点数の取り方としては「家を建てた数」「開拓者の数」「物品の合計点数」など6種類あります。最終的に勝利点の一番多いプレイヤーが勝者になります。デジタル版なので、このあたりの点数計算がリアルタイムでわかるのは便利ですね。
ユーザーの評価
本作のSteamでの評価ですが、「賛否両論(63%、22人中)」になっています。
バグがあることと、オンラインまわりに問題があることが不満の原因ですね。ゲーム自体は「コンコルディア」そのものなので、面白くないということはないでしょう(そもそも「コンコルディア」をプレイしたくて購入しているのですし)。
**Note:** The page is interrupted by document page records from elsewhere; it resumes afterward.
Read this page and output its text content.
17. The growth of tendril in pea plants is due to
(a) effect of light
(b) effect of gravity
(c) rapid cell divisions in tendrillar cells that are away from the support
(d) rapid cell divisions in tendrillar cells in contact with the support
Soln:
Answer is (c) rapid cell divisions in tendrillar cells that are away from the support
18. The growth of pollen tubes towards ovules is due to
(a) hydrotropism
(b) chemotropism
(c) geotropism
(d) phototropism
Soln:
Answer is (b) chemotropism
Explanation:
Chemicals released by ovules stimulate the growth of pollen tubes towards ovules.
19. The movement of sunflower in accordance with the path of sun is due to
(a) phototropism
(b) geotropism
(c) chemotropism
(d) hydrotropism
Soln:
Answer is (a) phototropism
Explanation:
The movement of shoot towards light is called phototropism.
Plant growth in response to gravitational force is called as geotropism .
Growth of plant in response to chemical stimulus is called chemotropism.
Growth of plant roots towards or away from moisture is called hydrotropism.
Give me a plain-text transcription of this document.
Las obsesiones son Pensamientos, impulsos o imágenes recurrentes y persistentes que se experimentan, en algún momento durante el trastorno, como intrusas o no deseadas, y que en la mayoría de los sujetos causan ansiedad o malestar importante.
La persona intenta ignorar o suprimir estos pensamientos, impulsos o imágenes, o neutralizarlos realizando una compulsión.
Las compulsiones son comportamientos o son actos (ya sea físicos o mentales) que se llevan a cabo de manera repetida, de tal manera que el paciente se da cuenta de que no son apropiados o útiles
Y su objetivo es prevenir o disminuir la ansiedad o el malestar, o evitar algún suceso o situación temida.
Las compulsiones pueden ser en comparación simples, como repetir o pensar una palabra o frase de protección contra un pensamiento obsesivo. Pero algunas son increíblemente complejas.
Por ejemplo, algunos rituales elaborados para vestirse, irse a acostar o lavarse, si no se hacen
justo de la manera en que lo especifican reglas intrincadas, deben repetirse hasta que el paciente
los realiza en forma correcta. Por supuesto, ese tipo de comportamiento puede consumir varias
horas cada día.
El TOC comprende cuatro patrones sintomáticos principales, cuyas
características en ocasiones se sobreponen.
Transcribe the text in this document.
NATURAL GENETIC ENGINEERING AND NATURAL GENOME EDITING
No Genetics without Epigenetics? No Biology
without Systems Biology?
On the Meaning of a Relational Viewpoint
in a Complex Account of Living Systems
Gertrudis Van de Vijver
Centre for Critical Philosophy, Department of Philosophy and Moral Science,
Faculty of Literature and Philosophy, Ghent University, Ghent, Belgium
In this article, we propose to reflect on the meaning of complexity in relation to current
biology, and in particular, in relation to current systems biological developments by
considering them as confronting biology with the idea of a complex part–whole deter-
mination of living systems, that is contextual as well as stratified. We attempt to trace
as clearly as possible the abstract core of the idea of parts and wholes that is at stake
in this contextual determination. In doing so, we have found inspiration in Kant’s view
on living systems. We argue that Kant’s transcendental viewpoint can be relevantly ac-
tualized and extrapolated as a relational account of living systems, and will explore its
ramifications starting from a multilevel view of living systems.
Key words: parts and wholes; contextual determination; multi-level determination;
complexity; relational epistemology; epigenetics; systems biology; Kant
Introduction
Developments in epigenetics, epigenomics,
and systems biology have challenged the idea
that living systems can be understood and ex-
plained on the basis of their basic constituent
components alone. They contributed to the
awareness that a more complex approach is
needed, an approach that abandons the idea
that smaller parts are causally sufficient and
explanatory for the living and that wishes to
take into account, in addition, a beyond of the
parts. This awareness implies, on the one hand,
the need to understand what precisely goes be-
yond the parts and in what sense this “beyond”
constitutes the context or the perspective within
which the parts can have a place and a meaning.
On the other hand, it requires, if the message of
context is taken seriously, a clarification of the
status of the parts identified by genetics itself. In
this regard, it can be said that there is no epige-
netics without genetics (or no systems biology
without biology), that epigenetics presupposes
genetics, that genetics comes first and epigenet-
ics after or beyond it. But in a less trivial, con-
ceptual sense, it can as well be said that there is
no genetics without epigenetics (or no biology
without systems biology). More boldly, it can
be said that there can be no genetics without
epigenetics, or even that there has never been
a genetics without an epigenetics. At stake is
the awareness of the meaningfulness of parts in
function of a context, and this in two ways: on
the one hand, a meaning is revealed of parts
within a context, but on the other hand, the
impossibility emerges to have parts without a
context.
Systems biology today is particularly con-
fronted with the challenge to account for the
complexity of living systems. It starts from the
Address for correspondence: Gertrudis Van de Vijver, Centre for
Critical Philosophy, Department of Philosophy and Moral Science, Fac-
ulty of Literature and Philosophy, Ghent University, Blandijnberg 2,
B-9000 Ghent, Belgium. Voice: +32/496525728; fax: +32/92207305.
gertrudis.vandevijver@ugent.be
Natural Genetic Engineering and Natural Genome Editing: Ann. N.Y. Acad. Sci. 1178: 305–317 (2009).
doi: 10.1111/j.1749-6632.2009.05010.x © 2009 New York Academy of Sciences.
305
本作の良かった点・悪かった点については以下のとおりです。
・「コンコルディア」が手軽に遊べる!
・オフラインでの対人戦ができるので、ゲーム盤を広げる必要がない。
・今後のDLCで拡張にも対応している。
・対人戦でもAIを混ぜて戦える。
・カード効果のバグがある(「外交官」カードなど)。
・オンラインプレイに難あり。
・画面情報が見づらい。
・手札のカードに神の名前が書いていない。
もとが「コンコルディア」なのでゲーム自体に不満はないのですが、それゆえに、オンラインやバグなど細かい部分での不満が目につきますね。
とくに、手札のカードに神の名前(勝利点の種類)が書かれていないのは、初心者には厳しい気がします(一覧表を見ることはできますが)。
このあたりはアップデートで直してもらいたいところです。
総評
なんにしろ、手軽に「コンコルディア」が遊べるというのはいいですね。
コロナ禍で人も集まりにくいですし、AI相手にさっと対戦できるのは良い点です。
今後、DLCで拡張も配信されます。「シーズンパス」(3090円)を購入すれば全部そろいますので、現物を全部そろえるよりはかなりお得でしょう。拡張のお試しプレイのために購入するのもありかなとは思います。
拡張は「サルサ」「フィッシュマーケット」「ビーナス」「コルシカ&ガリア」「エジプト&クレタ」「ブリタニア&ゲルマニア」があります。
拡張に優れたゲームなので、拡張もプレイしてみてください。